What happens in a week of AV project management training? It starts with a brief technical review, including information about not only AV wiring connectors and standards, but also touching on construction, reading architectural drawings, and types of hardware. After two days of that (plus a test!) we moved on to project management principles. Most of these (ie managing the classic "triple constraint" of quality-cost-schedule) were somewhat familiar to me, but it was valuable to put it in a standardized framework which we can all use together.

A page of notes on structural things
Some of the best parts of the class were tangential to the formal instruction. Not only did meeting my  peers give me a good feeling of the commonality of our work together - we share many of the same struggles, feel the same excitement at overcoming a technical challenge,  and all love technology - but in reminding us what a genuinely broad and deep talent base AVI-SPL has. No matter what challenge a lesson would bring to mind, be it a technical issue, relationship with a tough subcontractor, or a resource issue, There was always someone in the group who had not only met that challenge but found a solution. Someone, for example, mentioned a serious vibration issue with a projector. We had more than one engineer who knew that the right solution, as shown my notes, would be a spring-isolation system uniquely engineered for the given size and weight of the projector. Do I know enough to perform the calculations to create this kind of solution? No, but I do know what it looks like and, better yet, who to ask for help if the problem comes up for me. The week was filled with delightful surprises like that, and reminders that if we need anything from a set of 3D Revit drawings to audio programming to network engineering to structural design of a rigging system,  we not only have people for that, but we very often have experts. It was one of those "proud to be part of the team" moments.

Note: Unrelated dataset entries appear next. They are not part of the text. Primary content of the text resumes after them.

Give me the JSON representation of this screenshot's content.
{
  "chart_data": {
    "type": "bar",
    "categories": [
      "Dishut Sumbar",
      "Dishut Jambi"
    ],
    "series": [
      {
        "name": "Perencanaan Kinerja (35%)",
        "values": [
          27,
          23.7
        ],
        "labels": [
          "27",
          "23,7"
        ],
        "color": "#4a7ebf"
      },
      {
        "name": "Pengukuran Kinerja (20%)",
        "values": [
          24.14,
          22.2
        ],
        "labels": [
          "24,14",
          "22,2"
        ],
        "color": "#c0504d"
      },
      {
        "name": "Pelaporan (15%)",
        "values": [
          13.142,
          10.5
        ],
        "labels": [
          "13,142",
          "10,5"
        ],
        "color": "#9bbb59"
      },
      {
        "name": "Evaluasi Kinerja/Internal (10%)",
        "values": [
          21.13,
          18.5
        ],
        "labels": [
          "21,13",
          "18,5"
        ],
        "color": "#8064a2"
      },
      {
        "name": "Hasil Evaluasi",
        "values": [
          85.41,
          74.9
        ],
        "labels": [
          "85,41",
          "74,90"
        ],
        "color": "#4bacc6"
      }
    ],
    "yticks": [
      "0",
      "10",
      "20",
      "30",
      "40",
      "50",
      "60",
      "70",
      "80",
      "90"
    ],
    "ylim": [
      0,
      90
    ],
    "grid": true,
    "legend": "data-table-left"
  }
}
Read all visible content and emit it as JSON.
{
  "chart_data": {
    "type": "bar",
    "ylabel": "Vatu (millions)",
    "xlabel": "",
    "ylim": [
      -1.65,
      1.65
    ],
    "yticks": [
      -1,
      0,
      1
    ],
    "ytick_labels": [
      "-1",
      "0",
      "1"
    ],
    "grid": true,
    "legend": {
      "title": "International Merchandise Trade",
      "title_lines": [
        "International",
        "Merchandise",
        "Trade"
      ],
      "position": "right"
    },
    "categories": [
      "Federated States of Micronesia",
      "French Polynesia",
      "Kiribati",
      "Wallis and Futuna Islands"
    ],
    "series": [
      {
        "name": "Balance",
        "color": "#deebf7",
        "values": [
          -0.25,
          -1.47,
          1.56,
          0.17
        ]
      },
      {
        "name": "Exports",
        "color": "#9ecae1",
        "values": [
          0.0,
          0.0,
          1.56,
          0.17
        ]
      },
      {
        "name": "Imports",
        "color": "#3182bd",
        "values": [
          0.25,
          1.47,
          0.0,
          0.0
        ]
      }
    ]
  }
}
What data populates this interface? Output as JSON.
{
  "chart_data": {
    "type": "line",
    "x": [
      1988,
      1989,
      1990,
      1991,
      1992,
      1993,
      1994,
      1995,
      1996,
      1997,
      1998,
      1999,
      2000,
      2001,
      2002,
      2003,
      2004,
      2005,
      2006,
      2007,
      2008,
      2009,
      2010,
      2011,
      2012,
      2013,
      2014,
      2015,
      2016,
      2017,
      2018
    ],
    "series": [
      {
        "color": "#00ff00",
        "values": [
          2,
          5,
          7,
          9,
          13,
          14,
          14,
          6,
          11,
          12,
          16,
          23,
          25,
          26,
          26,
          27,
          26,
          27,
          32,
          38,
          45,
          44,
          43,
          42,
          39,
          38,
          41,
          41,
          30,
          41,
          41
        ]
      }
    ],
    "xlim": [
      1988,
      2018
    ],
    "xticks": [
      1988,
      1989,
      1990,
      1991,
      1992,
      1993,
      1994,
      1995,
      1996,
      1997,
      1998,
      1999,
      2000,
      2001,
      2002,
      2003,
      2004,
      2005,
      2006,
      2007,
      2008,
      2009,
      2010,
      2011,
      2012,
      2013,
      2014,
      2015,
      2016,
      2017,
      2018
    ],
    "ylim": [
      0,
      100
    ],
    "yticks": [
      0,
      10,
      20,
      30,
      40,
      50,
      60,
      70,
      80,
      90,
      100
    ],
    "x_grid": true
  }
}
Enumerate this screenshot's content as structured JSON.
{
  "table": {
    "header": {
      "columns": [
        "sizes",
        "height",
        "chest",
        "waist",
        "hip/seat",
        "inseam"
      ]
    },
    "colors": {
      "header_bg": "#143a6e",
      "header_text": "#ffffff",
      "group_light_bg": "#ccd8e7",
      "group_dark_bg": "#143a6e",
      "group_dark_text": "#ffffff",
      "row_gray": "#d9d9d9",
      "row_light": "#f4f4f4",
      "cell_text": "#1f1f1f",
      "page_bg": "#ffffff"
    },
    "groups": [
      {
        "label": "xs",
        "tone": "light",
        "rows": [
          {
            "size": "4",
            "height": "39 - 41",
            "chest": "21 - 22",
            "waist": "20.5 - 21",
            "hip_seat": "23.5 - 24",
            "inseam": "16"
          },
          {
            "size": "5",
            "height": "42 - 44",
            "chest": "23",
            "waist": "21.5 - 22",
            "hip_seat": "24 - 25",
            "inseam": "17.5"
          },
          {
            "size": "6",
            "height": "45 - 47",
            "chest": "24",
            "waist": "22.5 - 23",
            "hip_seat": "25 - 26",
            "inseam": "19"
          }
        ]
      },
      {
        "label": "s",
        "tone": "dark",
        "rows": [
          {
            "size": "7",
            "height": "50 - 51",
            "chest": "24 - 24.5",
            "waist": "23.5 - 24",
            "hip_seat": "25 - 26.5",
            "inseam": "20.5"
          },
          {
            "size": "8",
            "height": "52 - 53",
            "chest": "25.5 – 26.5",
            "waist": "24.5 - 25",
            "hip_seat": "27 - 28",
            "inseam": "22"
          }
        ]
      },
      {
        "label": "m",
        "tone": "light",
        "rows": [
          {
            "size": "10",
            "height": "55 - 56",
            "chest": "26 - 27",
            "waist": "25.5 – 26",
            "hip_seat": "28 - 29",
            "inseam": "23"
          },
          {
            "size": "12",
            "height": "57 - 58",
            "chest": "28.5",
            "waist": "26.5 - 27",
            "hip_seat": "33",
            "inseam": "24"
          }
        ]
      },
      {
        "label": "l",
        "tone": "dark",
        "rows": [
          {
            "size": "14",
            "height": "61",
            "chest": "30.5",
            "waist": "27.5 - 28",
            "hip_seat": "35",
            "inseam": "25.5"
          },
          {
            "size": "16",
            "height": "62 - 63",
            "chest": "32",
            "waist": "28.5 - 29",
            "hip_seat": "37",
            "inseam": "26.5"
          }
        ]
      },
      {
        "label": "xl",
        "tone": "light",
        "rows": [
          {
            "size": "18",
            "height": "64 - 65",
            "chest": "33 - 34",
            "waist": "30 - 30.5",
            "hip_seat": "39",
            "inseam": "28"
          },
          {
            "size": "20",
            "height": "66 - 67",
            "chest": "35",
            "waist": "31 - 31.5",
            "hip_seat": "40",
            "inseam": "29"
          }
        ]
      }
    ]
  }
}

Was it a positive takeaway to know that when I finish my last couple of projects I'll be running the post-mortem meeting with the same form everyone else is using, or to know exactly what to expect from an engineering perspective when I'm called  on to participate in a project kickoff meeting for another PM?
Absolutely. I took this class because it was a requirement, but at the end I felt that it was a week very well spent. It was, as our instructor said, "more fun than fighting a wildcat in a phone booth".